For someone who is working with something such as billboards, it is very important that these images have as much information as possible. That is why high megapixel cameras, which capture details at a smaller and smaller level, are important in high end photography; however, if I am designing a webpage in which images will only be displayed as smaller 500 by 500 squares, this extra information is unnecessary and will only serve to fill up available space faster. The question, which we will address using topics covered in  linear algebra, is how can this information be compressed in such a way that the image maintains acceptable quality? How can we decide which values are important to keep in the compressed image?
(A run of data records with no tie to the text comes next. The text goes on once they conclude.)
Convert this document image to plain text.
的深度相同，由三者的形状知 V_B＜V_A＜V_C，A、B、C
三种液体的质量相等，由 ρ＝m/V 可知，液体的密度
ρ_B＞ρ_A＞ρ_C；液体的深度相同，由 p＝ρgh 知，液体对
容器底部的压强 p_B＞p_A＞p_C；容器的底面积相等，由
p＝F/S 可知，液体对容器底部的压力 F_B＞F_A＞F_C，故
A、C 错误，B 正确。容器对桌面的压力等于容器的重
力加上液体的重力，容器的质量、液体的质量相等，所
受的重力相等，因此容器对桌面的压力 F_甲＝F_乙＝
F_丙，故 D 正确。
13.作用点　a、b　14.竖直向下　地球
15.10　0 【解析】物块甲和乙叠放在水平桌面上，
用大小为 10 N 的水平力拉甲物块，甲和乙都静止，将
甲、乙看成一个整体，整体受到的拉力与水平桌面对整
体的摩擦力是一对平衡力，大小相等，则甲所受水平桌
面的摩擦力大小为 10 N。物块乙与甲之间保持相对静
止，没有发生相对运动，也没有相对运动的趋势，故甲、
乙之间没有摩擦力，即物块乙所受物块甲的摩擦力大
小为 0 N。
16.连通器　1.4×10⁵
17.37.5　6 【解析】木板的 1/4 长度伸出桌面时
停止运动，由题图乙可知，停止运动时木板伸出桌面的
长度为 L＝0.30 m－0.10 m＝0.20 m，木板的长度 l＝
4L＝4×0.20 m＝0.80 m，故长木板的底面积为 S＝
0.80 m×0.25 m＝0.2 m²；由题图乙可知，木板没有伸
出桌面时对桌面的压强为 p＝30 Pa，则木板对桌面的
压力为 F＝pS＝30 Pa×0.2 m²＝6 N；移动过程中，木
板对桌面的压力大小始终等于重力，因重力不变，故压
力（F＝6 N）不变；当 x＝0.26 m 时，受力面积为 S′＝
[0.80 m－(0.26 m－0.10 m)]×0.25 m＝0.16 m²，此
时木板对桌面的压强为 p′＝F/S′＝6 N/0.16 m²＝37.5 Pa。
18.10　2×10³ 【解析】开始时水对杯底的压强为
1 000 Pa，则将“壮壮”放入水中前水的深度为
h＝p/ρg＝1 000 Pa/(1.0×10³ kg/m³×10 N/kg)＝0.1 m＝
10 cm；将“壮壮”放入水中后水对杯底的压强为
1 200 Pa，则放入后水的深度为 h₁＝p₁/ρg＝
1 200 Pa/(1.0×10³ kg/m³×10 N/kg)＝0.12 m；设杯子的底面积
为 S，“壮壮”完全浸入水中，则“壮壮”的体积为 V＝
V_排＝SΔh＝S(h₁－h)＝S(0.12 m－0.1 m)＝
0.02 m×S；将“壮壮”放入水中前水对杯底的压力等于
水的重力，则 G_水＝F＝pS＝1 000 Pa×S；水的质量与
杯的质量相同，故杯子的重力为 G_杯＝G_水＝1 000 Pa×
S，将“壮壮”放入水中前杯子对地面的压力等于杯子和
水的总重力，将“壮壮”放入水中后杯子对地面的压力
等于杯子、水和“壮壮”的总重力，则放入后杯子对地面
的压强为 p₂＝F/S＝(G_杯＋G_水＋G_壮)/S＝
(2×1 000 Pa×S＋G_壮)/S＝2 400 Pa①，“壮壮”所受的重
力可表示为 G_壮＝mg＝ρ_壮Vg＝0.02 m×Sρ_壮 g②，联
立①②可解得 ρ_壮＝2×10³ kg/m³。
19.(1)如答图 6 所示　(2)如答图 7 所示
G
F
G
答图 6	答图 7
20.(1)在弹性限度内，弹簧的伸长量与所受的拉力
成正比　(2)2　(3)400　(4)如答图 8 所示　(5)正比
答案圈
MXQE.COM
We believe that these questions can be addressed systematically using concepts from linear algebra this semester. For instance we know that the eigenvalues are unique to any given matrix, so we could use these to help us approximate a solution. We also know that each matrix has a given rank, so when dealing with large numbers, as long as this rank is greater than 0, we have some set of linearly independent columns, so we can analyze this set and the space it occupies to try to reduce our image. For instance, even if the three columns have a rank of three, we know that they may only occupy a subspace of R3 meaning we only have to represent a limited space. Information such as this could help us in deciding how to approximate our image. Our project will attempt to use the characteristics of the matrices of the image as a way to approximate a condensed form of that image.